89 Sekunden vor zwölf – Linke Liste Moers und DKP warnen vor weiteren Wettrüsten

89 Sekunden vor zwölf – Linke Liste Moers und DKP warnen vor weiteren Wettrüsten

Anlässlich der Jahrestage der Atombombenabwürfe auf Hiroshima (6. August) und Nagasaki (9. August) erinnern die DKP und die Linke Liste Moers an die verheerenden Folgen nuklearer Kriegsführung. Vor 80 Jahren verloren in den beiden japanischen Städten über 200.000 Menschen ihr Leben – viele sofort, andere später durch die Folgen von Strahlung und Verletzungen. Die Überlebenden, die Hibakusha, setzen sich bis heute unermüdlich für eine Welt ohne Atomwaffen ein.

„Hiroshima und Nagasaki sind Mahnung und Auftrag zugleich“, erklärt die Linke Liste. „Ein Atomkrieg darf niemals wieder geführt werden.
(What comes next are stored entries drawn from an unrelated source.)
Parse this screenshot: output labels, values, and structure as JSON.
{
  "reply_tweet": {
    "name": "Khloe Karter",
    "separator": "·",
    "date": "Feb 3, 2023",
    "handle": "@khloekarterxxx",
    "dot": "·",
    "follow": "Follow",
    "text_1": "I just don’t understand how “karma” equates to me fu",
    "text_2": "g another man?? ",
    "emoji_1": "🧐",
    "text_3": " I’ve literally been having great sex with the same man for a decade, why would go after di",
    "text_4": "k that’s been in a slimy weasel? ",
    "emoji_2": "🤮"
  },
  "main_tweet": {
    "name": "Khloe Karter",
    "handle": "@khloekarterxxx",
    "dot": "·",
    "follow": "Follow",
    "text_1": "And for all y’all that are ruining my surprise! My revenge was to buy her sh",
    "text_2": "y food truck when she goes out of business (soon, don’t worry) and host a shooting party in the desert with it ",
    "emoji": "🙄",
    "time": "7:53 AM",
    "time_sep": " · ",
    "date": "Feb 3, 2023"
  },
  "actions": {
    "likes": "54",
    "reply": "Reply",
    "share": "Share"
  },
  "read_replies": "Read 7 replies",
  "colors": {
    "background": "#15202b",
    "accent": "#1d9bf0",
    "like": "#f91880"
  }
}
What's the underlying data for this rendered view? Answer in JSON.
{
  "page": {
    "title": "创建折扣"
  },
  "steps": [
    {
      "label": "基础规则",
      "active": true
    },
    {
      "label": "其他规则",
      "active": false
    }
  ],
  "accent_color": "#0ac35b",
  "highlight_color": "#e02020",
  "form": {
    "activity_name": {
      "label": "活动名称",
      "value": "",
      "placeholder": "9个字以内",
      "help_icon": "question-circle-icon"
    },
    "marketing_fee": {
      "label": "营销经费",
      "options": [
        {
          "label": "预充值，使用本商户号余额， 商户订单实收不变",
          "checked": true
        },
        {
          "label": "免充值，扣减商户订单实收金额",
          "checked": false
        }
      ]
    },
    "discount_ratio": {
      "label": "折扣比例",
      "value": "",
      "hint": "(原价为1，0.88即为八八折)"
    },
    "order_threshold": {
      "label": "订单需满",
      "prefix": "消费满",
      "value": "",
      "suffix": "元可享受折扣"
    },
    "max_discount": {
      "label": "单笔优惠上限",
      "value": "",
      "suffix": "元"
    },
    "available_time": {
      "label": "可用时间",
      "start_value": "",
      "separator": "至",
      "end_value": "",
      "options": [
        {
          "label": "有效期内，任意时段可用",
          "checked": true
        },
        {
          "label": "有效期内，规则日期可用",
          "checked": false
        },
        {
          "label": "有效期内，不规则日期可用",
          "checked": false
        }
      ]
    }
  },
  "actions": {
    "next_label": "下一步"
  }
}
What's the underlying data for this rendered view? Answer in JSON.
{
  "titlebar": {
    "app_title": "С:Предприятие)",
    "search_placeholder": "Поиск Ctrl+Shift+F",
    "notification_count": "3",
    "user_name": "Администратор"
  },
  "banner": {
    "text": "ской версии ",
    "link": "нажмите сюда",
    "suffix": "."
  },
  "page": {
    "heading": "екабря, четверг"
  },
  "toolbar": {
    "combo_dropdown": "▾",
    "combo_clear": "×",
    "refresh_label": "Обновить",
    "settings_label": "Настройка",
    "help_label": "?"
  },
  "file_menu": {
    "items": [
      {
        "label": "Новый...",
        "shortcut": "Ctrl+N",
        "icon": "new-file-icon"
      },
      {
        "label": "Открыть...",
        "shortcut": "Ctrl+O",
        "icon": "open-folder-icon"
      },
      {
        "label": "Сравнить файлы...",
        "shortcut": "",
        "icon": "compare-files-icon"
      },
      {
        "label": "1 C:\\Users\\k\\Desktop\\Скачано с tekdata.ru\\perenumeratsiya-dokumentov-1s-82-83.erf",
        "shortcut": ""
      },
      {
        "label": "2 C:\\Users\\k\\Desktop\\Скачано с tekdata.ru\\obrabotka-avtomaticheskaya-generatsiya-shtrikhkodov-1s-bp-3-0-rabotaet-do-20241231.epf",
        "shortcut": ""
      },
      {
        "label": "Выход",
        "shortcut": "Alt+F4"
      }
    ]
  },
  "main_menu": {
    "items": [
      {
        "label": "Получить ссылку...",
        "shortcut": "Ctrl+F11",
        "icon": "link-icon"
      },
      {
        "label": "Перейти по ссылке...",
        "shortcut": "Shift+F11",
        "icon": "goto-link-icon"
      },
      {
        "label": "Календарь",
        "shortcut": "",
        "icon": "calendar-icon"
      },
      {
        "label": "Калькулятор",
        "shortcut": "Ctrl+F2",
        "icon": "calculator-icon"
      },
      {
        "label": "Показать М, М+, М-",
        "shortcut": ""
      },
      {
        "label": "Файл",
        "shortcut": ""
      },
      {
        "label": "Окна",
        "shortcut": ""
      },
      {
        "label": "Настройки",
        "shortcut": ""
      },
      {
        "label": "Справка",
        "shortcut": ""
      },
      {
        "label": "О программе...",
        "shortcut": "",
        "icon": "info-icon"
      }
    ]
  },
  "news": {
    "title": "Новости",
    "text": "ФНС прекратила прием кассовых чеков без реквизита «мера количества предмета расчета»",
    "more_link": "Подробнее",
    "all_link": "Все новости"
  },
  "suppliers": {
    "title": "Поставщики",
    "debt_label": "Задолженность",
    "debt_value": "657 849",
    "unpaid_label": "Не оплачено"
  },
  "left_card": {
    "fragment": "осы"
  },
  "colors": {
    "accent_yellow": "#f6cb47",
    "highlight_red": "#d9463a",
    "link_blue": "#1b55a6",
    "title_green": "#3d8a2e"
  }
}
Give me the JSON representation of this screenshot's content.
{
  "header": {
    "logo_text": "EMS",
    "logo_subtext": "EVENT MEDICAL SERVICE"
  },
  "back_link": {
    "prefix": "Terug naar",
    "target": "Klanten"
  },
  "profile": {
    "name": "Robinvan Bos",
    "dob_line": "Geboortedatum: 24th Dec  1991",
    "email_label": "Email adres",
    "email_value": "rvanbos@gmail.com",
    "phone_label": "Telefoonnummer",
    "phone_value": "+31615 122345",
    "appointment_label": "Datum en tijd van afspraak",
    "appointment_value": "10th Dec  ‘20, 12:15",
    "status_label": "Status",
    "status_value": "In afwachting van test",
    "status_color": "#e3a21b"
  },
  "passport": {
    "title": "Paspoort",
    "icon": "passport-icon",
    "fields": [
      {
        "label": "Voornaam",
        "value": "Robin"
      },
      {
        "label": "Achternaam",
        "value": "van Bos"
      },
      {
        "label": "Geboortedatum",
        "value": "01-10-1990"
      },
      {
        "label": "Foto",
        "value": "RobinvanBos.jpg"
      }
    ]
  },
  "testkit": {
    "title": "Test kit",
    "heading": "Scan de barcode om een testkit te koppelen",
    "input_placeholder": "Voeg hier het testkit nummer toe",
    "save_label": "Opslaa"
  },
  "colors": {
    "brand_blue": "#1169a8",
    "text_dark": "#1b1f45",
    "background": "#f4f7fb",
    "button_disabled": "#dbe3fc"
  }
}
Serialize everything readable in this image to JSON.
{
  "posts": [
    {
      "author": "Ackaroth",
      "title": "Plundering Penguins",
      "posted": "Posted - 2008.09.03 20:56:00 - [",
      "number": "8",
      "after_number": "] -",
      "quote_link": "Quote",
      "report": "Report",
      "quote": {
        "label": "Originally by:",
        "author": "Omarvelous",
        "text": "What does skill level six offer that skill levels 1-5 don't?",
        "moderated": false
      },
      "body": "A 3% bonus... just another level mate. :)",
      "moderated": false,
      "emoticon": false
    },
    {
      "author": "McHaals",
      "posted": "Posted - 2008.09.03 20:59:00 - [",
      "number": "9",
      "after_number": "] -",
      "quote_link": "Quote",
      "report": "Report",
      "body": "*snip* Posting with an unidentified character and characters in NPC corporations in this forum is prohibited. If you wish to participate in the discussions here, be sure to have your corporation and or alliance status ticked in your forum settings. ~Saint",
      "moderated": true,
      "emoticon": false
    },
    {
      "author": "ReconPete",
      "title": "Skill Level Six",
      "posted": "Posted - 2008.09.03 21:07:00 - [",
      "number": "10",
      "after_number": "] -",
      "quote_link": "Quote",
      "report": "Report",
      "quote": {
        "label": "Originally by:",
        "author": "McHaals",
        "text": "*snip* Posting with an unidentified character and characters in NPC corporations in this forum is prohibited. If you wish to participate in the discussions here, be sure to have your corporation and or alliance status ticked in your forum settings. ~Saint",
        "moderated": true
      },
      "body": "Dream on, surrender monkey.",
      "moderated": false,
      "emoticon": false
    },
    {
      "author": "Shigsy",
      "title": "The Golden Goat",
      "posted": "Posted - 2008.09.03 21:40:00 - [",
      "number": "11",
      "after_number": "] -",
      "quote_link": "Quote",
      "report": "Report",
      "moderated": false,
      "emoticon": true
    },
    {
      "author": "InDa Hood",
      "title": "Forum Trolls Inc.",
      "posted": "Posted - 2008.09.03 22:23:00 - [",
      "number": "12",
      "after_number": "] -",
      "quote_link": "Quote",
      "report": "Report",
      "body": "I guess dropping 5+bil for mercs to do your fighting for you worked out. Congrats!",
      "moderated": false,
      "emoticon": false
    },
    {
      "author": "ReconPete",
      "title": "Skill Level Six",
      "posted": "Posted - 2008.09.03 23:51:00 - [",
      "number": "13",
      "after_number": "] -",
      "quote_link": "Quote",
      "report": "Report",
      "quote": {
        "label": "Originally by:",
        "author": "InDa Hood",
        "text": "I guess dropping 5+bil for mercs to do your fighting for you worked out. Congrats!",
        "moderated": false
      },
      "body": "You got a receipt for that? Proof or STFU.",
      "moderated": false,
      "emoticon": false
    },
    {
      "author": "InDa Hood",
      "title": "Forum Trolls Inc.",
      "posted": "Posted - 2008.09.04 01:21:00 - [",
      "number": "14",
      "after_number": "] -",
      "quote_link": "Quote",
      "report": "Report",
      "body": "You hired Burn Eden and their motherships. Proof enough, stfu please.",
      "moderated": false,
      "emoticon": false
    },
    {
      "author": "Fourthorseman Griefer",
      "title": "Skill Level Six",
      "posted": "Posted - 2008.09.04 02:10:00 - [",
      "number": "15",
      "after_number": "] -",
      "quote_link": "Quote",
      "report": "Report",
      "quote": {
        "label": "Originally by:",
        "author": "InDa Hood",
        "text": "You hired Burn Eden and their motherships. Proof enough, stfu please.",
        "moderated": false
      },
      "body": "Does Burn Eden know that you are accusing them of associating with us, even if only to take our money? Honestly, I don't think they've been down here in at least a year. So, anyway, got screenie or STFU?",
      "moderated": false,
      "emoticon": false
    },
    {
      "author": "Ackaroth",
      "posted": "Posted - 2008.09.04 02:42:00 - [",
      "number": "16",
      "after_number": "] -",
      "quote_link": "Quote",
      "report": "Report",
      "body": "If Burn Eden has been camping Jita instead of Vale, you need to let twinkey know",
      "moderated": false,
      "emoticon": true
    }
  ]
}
Kein Mensch darf je wieder durch nukleare Waffen vernichtet werden.“ Mit Blick auf aktuelle geopolitische Entwicklungen heißt es weiter: „Die Drohungen der USA und Russlands, Atomwaffen zur Durchsetzung politischer Interessen einzusetzen, sind unverantwortlich.“

Ein neues, gefährliches Wettrüsten droht. Die geplante Stationierung neuer US-Mittelstreckenraketen in Europa ab 2026 könnte Deutschland erneut ins Zentrum militärischer Spannungen rücken. „Es ist 89 Sekunden vor zwölf“, warnen DKP und Linke Liste mit Verweis auf die Einschätzung internationaler Friedensforschung.

Friedensaktivist Wolfgang Klinger ruft zum Engagement auf: „Wie in den 1980er Jahren müssen wir wieder auf die Straße gehen – für Abrüstung, soziale Gerechtigkeit und eine Politik der Friedensfähigkeit statt der Kriegsfähigkeit. Am 3. Oktober heißt es: Auf nach Uedem/Kalkar!“

Forderungen der DKP und der Linken Liste Moers:

  • Keine neuen Mittelstreckenraketen in Deutschland
  • Vernichtung aller Kurz- und Mittelstreckenraketen
  • Ja zu einem atomwaffenfreien Europa
  • Sicherheit durch Kooperation statt Konfrontation – Militärblöcke auflösen
  • Investitionen in Bildung, Soziales, Klimaschutz und kommunale Infrastruktur statt in Aufrüstung
  • Arbeitsplätze schaffen – keine Kriegsschauplätze

Ein Atomkrieg ist nicht zu gewinnen und darf niemals geführt werden. Die Linke Liste und die DKP begrüßen ausdrücklich, dass der Moerser SPD-Bundestagsabgeordnete Jan Dieren den Berliner Appell gegen neue US-Raketen unterzeichnet hat – und sich damit klar vom Aufrüstungskurs der Bundesregierung distanziert.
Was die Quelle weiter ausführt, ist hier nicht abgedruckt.